Mumbai: Nestle India got a significant respite on Thursday with the Bombay High Court lifting the ban on sale of its Maggi instant noodles and ordering fresh tests in three separate labs to ascertain that the noodles complied with the country's food safety norms.
The conditional relief came following a petition filed by Nestle, challenging the regulatory order of June 5 for the withdrawal and recall of nine variants of "Maggi Instant Noodles" and “Maggi Oats Masala Noodles with Tastemaker".
A division bench of Justice V.M. Kanade and Justice B.P. Colabawalla also directed fresh tests to be conducted on all major Maggi samples by three separate laboratories within the next six weeks, before it can return to the markets.
"We have examined the evidence in great detail. Since the petitioner Nestle has already agreed not to make and sell Maggi until the food authorities are satisfied, we see no reason to allow any relief to food authorities," Justice Kanade said.
The Food Safety and Standards Authority of India (FSSAI), the watchdog for the industry, had said in its order that tests conducted on a batch of Maggi were found to contain more-than-permissible levels of lead and high quantities of mono-sodium glutamate.
Refusing also to stay its own order observing that manufacturing and fresh testing would take time, the bench said the ban (called for by the watchdog) was imposed without following the due principles of natural justice. It also said the tests were conducted in unauthorised labs.

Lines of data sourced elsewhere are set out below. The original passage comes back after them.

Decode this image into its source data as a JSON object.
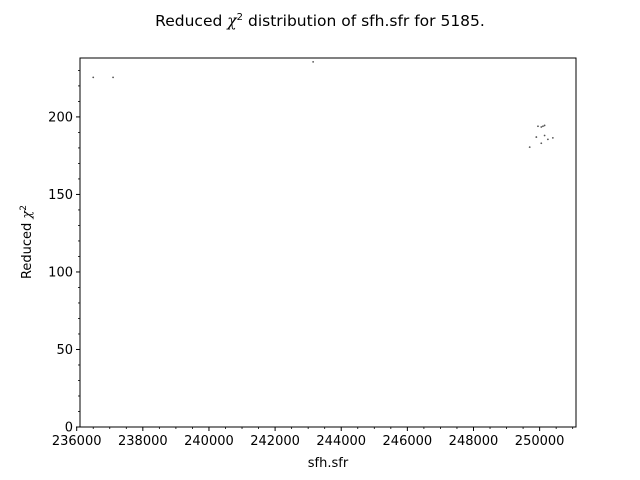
{
  "chart_data": {
    "type": "scatter",
    "title_prefix": "Reduced ",
    "title_symbol": "χ",
    "title_exponent": "2",
    "title_suffix": " distribution of sfh.sfr for 5185.",
    "xlabel": "sfh.sfr",
    "ylabel_prefix": "Reduced ",
    "ylabel_symbol": "χ",
    "ylabel_exponent": "2",
    "xlim": [
      236100,
      251100
    ],
    "ylim": [
      0,
      238
    ],
    "xticks": [
      236000,
      238000,
      240000,
      242000,
      244000,
      246000,
      248000,
      250000
    ],
    "xtick_labels": [
      "236000",
      "238000",
      "240000",
      "242000",
      "244000",
      "246000",
      "248000",
      "250000"
    ],
    "yticks": [
      0,
      50,
      100,
      150,
      200
    ],
    "ytick_labels": [
      "0",
      "50",
      "100",
      "150",
      "200"
    ],
    "grid": false,
    "marker_color": "#555555",
    "points": [
      {
        "x": 236500,
        "y": 225.5
      },
      {
        "x": 237100,
        "y": 225.5
      },
      {
        "x": 243150,
        "y": 235.5
      },
      {
        "x": 249700,
        "y": 180.5
      },
      {
        "x": 249900,
        "y": 187.0
      },
      {
        "x": 249950,
        "y": 194.0
      },
      {
        "x": 250050,
        "y": 193.5
      },
      {
        "x": 250100,
        "y": 194.0
      },
      {
        "x": 250150,
        "y": 194.5
      },
      {
        "x": 250050,
        "y": 183.0
      },
      {
        "x": 250150,
        "y": 188.0
      },
      {
        "x": 250250,
        "y": 185.5
      },
      {
        "x": 250400,
        "y": 186.5
      }
    ]
  }
}
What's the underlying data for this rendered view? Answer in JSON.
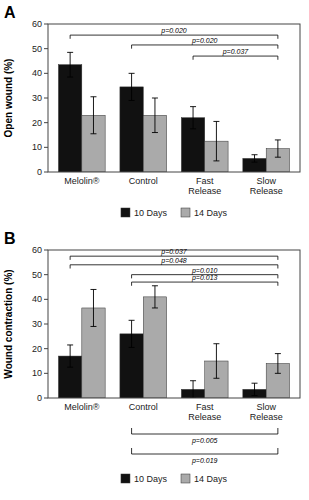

Justice Kanade and Justice Colabawalla further said that the company itself had stated it would not manufacture and sell Maggi till it secured a clean chit from labs accredited with the food safety regulator.
Nestle was also directed to provide five samples from each Maggi batch for testing by three labs, while also specifying that only if the lead content was found to be within permissible limits, the company could resume its manufacture and sale.
The significant ruling came a day after Indian authorities announced that they will seek Rs.640 crore as damages from Nestle India for indulging in what they alleged was "unfair trade practice" and mis-statements pertaining to the popular noodles brands.
The National Consumer Disputes Redressal Commission (NCDRC) is set to hear the case on Friday.
However, the company said recently that more than 2,700 samples of Maggi noodles have already been tested by laboratories in India and abroad in recent months and all have concluded that the lead content was far below permissible limits.
The company also said that five samples tested by the government-accredited referral food laboratory, Central Food Technological Research Institute, Mysuru, on samples sent by the Food and Drug Administration (FDA) of Goa, had also found similar results.
"Maggi noodles made in India have been tested and found to be safe for consumption by the authorities of several countries across the world."
Among the four divisions of Nestle India, the category of "prepared dishes and cooking aids", which broadly translate into Maggi, accounted for 31.5 percent of sales in 2014, as per a presentation by the company to analysts.
The Maggi unit also saw a 1.8 percent increase in volumes in 2014 over the previous year and 8.1 percent rise in value at Rs.21.4 billion
Of the remaining divisions, the category of "milk products and nutrition" had the largest share of 47.1 percent, followed by 12.2 percent for "chocolates and confectionery" and 9.2 percent for "beverages".